Christianity Todya's short review of Religion and Reconstruction: How Christians failed following the Civil War.
This book supplies fresh research on one of the saddest chapters in American history. It shows how American churches contributed to the subjugation of freed slaves after the Civil War, how Christian leaders helped the Southern Democratic Party violently deprive black citizens of the vote, and how a number of thoroughly evangelical spokesmen (and spokeswomen) justified lynching as a legitimate means for putting black folk "in their place." Several chapters also explain why most Northern reformers quit the struggle against racism after the constitutional victory over slavery.

Points of light include accounts of freed slaves who persevered in the face of great opposition to build strong churches and accounts of a few whites (some from the South) who resisted the regime of racial terror. All the essays are well researched, but Gaines Foster on how the South became the "Bible Belt" and Daniel Stowell on how the word redemption came to be used for Jim Crow laws are especially effective.

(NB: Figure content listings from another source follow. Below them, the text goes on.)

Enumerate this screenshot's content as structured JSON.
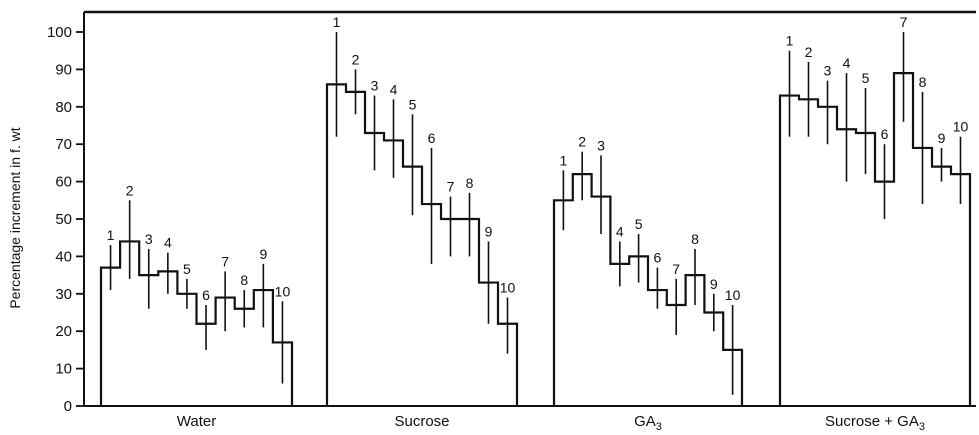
{
  "chart_data": {
    "type": "bar",
    "ylabel": "Percentage increment in f. wt",
    "ylim": [
      0,
      100
    ],
    "yticks": [
      0,
      10,
      20,
      30,
      40,
      50,
      60,
      70,
      80,
      90,
      100
    ],
    "grid": false,
    "legend": "none",
    "panels": [
      {
        "label": "Water",
        "sub": "",
        "bars": [
          {
            "label": "1",
            "value": 37,
            "err_low": 31,
            "err_high": 43
          },
          {
            "label": "2",
            "value": 44,
            "err_low": 34,
            "err_high": 55
          },
          {
            "label": "3",
            "value": 35,
            "err_low": 26,
            "err_high": 42
          },
          {
            "label": "4",
            "value": 36,
            "err_low": 30,
            "err_high": 41
          },
          {
            "label": "5",
            "value": 30,
            "err_low": 26,
            "err_high": 34
          },
          {
            "label": "6",
            "value": 22,
            "err_low": 15,
            "err_high": 27
          },
          {
            "label": "7",
            "value": 29,
            "err_low": 20,
            "err_high": 36
          },
          {
            "label": "8",
            "value": 26,
            "err_low": 21,
            "err_high": 31
          },
          {
            "label": "9",
            "value": 31,
            "err_low": 21,
            "err_high": 38
          },
          {
            "label": "10",
            "value": 17,
            "err_low": 6,
            "err_high": 28
          }
        ]
      },
      {
        "label": "Sucrose",
        "sub": "",
        "bars": [
          {
            "label": "1",
            "value": 86,
            "err_low": 72,
            "err_high": 100
          },
          {
            "label": "2",
            "value": 84,
            "err_low": 78,
            "err_high": 90
          },
          {
            "label": "3",
            "value": 73,
            "err_low": 63,
            "err_high": 83
          },
          {
            "label": "4",
            "value": 71,
            "err_low": 61,
            "err_high": 82
          },
          {
            "label": "5",
            "value": 64,
            "err_low": 51,
            "err_high": 78
          },
          {
            "label": "6",
            "value": 54,
            "err_low": 38,
            "err_high": 69
          },
          {
            "label": "7",
            "value": 50,
            "err_low": 40,
            "err_high": 56
          },
          {
            "label": "8",
            "value": 50,
            "err_low": 40,
            "err_high": 57
          },
          {
            "label": "9",
            "value": 33,
            "err_low": 22,
            "err_high": 44
          },
          {
            "label": "10",
            "value": 22,
            "err_low": 14,
            "err_high": 29
          }
        ]
      },
      {
        "label": "GA",
        "sub": "3",
        "bars": [
          {
            "label": "1",
            "value": 55,
            "err_low": 47,
            "err_high": 63
          },
          {
            "label": "2",
            "value": 62,
            "err_low": 55,
            "err_high": 68
          },
          {
            "label": "3",
            "value": 56,
            "err_low": 46,
            "err_high": 67
          },
          {
            "label": "4",
            "value": 38,
            "err_low": 32,
            "err_high": 44
          },
          {
            "label": "5",
            "value": 40,
            "err_low": 33,
            "err_high": 46
          },
          {
            "label": "6",
            "value": 31,
            "err_low": 26,
            "err_high": 37
          },
          {
            "label": "7",
            "value": 27,
            "err_low": 19,
            "err_high": 34
          },
          {
            "label": "8",
            "value": 35,
            "err_low": 27,
            "err_high": 42
          },
          {
            "label": "9",
            "value": 25,
            "err_low": 20,
            "err_high": 30
          },
          {
            "label": "10",
            "value": 15,
            "err_low": 3,
            "err_high": 27
          }
        ]
      },
      {
        "label": "Sucrose + GA",
        "sub": "3",
        "bars": [
          {
            "label": "1",
            "value": 83,
            "err_low": 72,
            "err_high": 95
          },
          {
            "label": "2",
            "value": 82,
            "err_low": 72,
            "err_high": 92
          },
          {
            "label": "3",
            "value": 80,
            "err_low": 70,
            "err_high": 87
          },
          {
            "label": "4",
            "value": 74,
            "err_low": 60,
            "err_high": 89
          },
          {
            "label": "5",
            "value": 73,
            "err_low": 62,
            "err_high": 85
          },
          {
            "label": "6",
            "value": 60,
            "err_low": 50,
            "err_high": 70
          },
          {
            "label": "7",
            "value": 89,
            "err_low": 76,
            "err_high": 100
          },
          {
            "label": "8",
            "value": 69,
            "err_low": 54,
            "err_high": 84
          },
          {
            "label": "9",
            "value": 64,
            "err_low": 60,
            "err_high": 69
          },
          {
            "label": "10",
            "value": 62,
            "err_low": 54,
            "err_high": 72
          }
        ]
      }
    ]
  }
}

Thoughtful Americans who wonder why the country has a continuing race problem should read this book; thoughtful Christians should read it and weep.
Weep. And maybe learn something?

3 comments:

assiniboine said...

Still, by the same token, the relatively recent Robert Dallek biography of JFK makes an extremely good case -- one I hadn't heard before (and Dallek's book contains very little else that is new) -- that for all the notoriety of the de-segregation period in the US South -- confrontations with the National Guard over James Meredith's enrollment at university; the freedom buses; the murder of Northern students; Martin Luther King's non-violent protests; the grandstanding of George Wallace and Orville Faubus -- an overwhelming majority of white southerners were by then heartily sick of the whole thing; and JFK actually had little reason to fear adverse political fallout from enforcing the US Supreme Court's desegregation rulings. (Faubus's own sister contacted RFK to advise that the bluster be discounted.) Doubtless a little Pollyanna-ish, particularly from the point of view of whose who were suffering and even dying, but the elapse of a half-century does lend perspective.

Fr. Gaurav Shroff said...

Quite possibly true. Segregation would not have really changed without this: a change of heart, or just a whole "dagnabit, I'm fed up of this" attitude among white Southerners. I think the book reviewed is talking about the period of Reconstruction, in the direct aftermath of the Civil War. [Whoops, I believe in South Carolina, the correct term is "The War of Northern Aggression :-)].

assiniboine said...

Well yes, I'm aware of the difference between the Reconstruction period and the Civil Rights era! Fascinating that segregation had legal fiat from the Supreme Court case of Plessy v. Ferguson in 1897 and Brown v. Board of Education in 1954 whereas apartheid in South Africa was from 1948 till 1992: it was always a good arguing point to mention this when apologists for apartheid-era South Africa would say, in the 60s through the 80s, that they were making progress and give them time.